Paytm’s Vijay Shekhar Sharma resigns from company’s financial services business

The declaration was made to the Paytm’s board of directors on December 2. In a letter, Vijay Shekhar Sharma has cited ‘other pre-occupations’ as the reason for his resignation.

Paytm’s Vijay Shekhar Sharma resigns from company’s financial services business

Wednesday December 11, 2019,

2 min Read

Founder of digital payments major Paytm Vijay Shekhar Sharma has resigned as the Director of Paytm Financial Services as of December 2, company filings, accessed by YourStory, showed.


The declaration was made to the company’s board of directors on December 2. In a letter, the founder had cited ‘other pre-occupations’ as a reason for his resignation. 


Replacing him is Rohit Lohia, who is currently Vice President of Paytm’s lending business and came on board the financial services company in July this year.


Vijay Shekhar Sharma

Vijay Shekhar Sharma, Founder of Paytm




“I hereby tender my resignation as Director of the Company with immediate effect due to other pre-occupations. Kindly acknowledge my receipt and take necessary steps to complete requisite filing in this regard with the office of Registrar of Companies, NCT of Delhi and Haryana,” the letter read.   
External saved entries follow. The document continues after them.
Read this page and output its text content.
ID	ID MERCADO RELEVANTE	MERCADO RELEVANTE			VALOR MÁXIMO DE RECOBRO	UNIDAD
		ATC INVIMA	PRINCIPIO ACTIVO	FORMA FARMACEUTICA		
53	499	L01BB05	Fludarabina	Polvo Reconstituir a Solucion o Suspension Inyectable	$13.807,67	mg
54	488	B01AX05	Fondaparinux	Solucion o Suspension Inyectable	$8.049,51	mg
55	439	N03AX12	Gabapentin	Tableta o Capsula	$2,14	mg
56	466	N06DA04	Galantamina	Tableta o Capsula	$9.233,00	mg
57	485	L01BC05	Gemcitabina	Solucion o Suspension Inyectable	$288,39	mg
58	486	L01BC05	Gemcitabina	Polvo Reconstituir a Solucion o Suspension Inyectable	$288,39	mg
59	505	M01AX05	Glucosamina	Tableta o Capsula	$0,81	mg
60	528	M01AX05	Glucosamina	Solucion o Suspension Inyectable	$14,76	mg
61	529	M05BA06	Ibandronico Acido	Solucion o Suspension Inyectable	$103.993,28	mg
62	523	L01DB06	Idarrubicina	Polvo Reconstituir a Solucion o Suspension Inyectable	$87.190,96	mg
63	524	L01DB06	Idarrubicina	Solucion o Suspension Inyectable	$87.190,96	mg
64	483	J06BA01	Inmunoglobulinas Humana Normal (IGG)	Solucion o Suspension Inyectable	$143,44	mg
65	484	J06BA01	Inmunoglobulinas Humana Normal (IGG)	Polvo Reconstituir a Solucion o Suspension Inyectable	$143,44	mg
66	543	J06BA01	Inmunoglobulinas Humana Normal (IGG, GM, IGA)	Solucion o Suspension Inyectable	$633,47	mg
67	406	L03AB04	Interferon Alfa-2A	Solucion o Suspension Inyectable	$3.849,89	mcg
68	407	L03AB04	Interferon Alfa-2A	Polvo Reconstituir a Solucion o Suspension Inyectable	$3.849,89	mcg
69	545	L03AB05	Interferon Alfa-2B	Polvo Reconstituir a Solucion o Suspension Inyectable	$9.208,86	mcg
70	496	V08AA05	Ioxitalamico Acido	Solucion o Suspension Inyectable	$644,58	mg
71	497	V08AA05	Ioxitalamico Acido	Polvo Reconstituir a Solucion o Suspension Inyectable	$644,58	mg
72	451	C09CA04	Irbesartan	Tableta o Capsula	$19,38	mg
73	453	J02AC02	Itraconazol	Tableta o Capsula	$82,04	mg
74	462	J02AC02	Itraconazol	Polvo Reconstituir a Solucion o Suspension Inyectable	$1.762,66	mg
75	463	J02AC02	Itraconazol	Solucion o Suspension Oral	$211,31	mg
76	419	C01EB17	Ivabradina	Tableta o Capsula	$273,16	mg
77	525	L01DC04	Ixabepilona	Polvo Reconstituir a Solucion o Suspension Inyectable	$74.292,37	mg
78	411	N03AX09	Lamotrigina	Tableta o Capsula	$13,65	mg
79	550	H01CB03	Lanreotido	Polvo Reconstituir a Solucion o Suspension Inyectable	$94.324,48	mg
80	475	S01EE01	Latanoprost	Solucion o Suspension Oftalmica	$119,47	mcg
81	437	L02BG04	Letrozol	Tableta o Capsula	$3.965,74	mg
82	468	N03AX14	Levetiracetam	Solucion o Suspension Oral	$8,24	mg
Prior to joining Paytm, Rohit was the Chief Digital Officer at credit-based SME lending marketplace CoinTribe, which is backed by Sabre Partners. The IIM Bengaluru graduate also founded IndiaInMyBag, a ecommerce marketplace showcasing Indian traditional crafts, in 2013. 


In the last week of November, Paytm’s parent company, One97 Communications, raked in $1 billion as part of a fresh equity fundraise led by T Rowe Price Associates Inc.


Existing investors Ant Financial, Softbank Vision Fund, and Discovery Capital also participated in this round. The funding, which valued the group at $16 billion, was raised to focus on financial inclusion and bringing newer financial products to customers.


In this regard, the company had then stated that it is looking to invest Rs 10,000 crores (about $1.3 billion at current exchange rate) over the next three years to bring financial inclusion to the more underserved users in the country.